CAS is indicated as an alternative to CEA for symptomatic patients at average or low risk of complications associated with endovascular intervention when the diameter of the lumen of the internal carotid artery is reduced by >70% by noninvasive imaging or >50% by catheter angiography (Class I; Level of Evidence B). Among patients with symptomatic severe stenosis (>70%) in whom the stenosis is difficult to access surgically, medical conditions are present that greatly increase the risk for surgery, or when other specific circumstances exist, such as radiation-induced stenosis, or restenosis after CEA, CAS may be considered (Class IIb; Level of Evidence B). CAS in the above setting is reasonable when performed by operators with established periprocedural morbidity and mortality rates from 4% to 6%, similar to those observed in trials of CEA and CAS (Class IIa; Level of Evidence B) [8].

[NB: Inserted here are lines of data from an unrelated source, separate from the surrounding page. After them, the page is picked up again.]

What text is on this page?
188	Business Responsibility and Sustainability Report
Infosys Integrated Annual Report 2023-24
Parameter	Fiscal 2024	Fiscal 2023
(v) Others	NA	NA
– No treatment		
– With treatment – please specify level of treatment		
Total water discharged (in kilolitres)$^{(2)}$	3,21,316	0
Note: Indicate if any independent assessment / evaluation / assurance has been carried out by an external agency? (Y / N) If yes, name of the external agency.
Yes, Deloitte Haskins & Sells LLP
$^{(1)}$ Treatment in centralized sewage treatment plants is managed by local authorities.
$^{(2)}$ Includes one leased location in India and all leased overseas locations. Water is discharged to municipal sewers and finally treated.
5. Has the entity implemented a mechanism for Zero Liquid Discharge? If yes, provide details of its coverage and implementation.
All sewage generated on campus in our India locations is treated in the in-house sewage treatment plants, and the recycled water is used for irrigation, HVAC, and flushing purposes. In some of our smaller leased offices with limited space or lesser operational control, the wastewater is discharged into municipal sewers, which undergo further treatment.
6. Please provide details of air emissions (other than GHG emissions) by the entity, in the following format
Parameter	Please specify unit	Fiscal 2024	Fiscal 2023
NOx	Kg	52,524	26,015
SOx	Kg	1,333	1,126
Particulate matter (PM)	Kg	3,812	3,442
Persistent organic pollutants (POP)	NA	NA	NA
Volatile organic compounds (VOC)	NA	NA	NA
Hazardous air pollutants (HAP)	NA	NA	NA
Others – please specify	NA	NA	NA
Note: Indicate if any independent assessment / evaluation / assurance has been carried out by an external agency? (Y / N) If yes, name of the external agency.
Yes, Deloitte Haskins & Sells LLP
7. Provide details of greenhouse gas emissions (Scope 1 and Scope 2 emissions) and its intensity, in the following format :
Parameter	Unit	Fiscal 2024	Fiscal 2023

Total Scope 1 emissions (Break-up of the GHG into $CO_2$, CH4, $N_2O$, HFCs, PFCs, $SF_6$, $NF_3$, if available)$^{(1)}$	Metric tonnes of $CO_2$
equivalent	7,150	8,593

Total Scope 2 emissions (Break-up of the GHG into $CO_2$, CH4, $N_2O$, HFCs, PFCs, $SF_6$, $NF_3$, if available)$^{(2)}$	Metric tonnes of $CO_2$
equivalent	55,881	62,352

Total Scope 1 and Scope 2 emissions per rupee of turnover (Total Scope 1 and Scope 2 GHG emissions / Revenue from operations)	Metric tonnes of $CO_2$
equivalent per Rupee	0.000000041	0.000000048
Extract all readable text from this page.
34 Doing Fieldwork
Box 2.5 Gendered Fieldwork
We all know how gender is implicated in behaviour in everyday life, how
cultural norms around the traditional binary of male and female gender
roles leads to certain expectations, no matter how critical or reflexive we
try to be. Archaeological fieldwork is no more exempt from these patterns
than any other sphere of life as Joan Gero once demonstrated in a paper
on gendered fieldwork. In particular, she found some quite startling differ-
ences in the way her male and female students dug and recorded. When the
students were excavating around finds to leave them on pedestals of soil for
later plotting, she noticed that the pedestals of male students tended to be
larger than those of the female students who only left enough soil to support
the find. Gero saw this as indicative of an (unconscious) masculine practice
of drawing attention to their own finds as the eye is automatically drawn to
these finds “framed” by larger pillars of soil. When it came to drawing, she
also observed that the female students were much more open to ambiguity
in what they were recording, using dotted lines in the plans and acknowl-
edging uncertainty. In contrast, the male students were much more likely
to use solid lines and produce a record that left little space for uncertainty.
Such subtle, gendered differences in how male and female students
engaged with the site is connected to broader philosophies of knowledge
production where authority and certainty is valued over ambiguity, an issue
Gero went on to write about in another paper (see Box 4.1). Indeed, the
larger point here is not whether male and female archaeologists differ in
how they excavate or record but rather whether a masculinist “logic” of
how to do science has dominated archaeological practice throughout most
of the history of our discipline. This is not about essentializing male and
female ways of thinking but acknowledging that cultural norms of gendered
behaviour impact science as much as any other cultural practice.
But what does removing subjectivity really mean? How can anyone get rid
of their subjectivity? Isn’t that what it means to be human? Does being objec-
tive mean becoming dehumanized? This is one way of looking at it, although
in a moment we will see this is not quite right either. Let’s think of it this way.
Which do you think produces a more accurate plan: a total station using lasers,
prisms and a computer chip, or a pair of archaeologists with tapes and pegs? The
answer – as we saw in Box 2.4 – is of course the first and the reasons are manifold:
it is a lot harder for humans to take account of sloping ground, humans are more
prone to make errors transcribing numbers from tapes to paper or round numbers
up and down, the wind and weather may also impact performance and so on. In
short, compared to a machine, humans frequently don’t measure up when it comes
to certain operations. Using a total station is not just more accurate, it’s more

Despite the increased knowledge on the relevance of controlling modifiable vascular risk factors, to keep them under control remains a challenge. Earlier studies observed that patients with identified risk factors for stroke do not follow physicians' suggestions regarding lifestyle changes or adherence to treatment prescribed to modify their risk [113, 114]. Several barriers can reduce the patient compliance to prescribed treatments: cultural gaps between physician and patients and socioeconomic factors, as well as the physician attitude [115]. In order to challenge this gap, few approaches have been attempted. Earlier studies have demonstrated that careful patient follow-up [116], intervention programs for coronary risk factor modification [117] and structured counseling provided by Stroke Prevention Clinics [118] were more effective than usual medical care in improving vascular risk factor control by increasing adherence to prescribed medications. More recently, a standardized electronic counseling (e-counseling) proved helpful in reducing BP in patients with HTN with greater reduction in SBP, pulse pressure, and total cholesterol as compared to general e-information [119]. Further, a structured risk factor modification program for secondary prevention of cardiovascular disease was found associated with a reduced risk of major vascular event, including nonfatal stroke [120], thus demonstrating that improving vascular risk factor control may translate into reduced cerebrovascular events. Based on this evidence, one of the objectives set by a panel of leaders in this field is to develop, implement, and evaluate a population approach for stroke prevention and public health communication strategies using traditional and novel (i.e., social media/marketing) techniques [7].